I've always wanted to thank the all the guys at GB for their impact on my life, but I never really knew how or when to do it. And whether they read this or not, I at least want to get my thoughts out there to explain just how grateful I am for what they've done.
Today is an extremely sad, yet extremely weird day for me. Obviously no one every expects tragedy, but there's no way I could have ever guessed how this would make me feel. I've never met Ryan, or any of the GB crew for that matter, yet I've been fairly upset ever since I heard the news. That's because I can confidently say Giant Bomb changed my life. I found the site in 2009 right after I graduated High School, and before that I never understood the concept of doing something you love to the extent the GB crew did. It kind of changed my whole outlook on what I was going to do with my life, and I can confidently say that if it wasn't for them I would never have switched schools, met the person I hope to one day marry, or been as successful as I have been in the past few years. And no matter how shitty I feel things are for myself, or in the rest of the world, I always see GB as this awesome bastion of joy and fulfillment. Just a bunch of awesome dudes that love what I love and have somehow made this amazing career out of it.
That being said, I can understand the feeling the GB crew probably has about what their careers from time to time.
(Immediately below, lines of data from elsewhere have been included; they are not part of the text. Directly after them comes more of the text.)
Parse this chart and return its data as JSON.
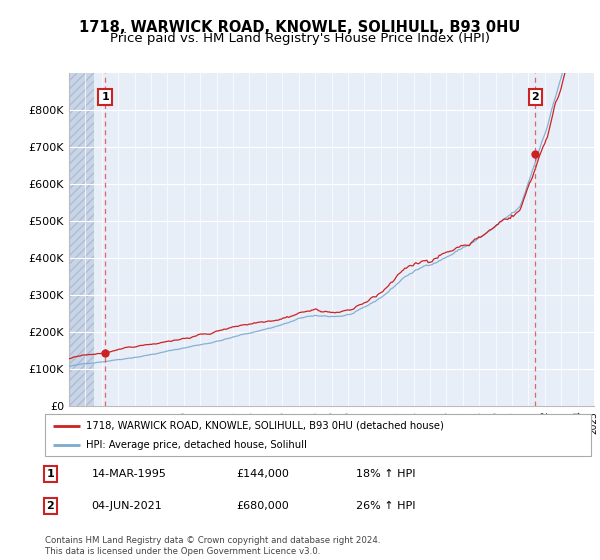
{
  "title": "1718, WARWICK ROAD, KNOWLE, SOLIHULL, B93 0HU",
  "subtitle": "Price paid vs. HM Land Registry's House Price Index (HPI)",
  "ylim": [
    0,
    900000
  ],
  "ytick_labels": [
    "£0",
    "£100K",
    "£200K",
    "£300K",
    "£400K",
    "£500K",
    "£600K",
    "£700K",
    "£800K"
  ],
  "ytick_values": [
    0,
    100000,
    200000,
    300000,
    400000,
    500000,
    600000,
    700000,
    800000
  ],
  "background_color": "#e8eef8",
  "hatch_color": "#c8d4e8",
  "grid_color": "#ffffff",
  "sale1_year": 1995.2,
  "sale1_price": 144000,
  "sale2_year": 2021.43,
  "sale2_price": 680000,
  "legend_line1": "1718, WARWICK ROAD, KNOWLE, SOLIHULL, B93 0HU (detached house)",
  "legend_line2": "HPI: Average price, detached house, Solihull",
  "footer": "Contains HM Land Registry data © Crown copyright and database right 2024.\nThis data is licensed under the Open Government Licence v3.0.",
  "red_color": "#cc2222",
  "blue_color": "#7aaad0",
  "title_fontsize": 10.5,
  "subtitle_fontsize": 9.5,
  "xstart": 1993,
  "xend": 2025
}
That feeling that maybe video games aren't all that big a deal and we are all just wasting our time. I bet we've all had that feeling pop into our head while playing games. But I want to tell you that feeling is stupid. I know for a fact that Ryan Davis and the rest of the guys at GB have profoundly impacted at least one life with their work here at GB, and I know many more of you out there feel the same way. I know I wouldn't be where I am today without them.
So, Thank You Ryan Davis and the rest of the GB crew for all that you've done to influence my life.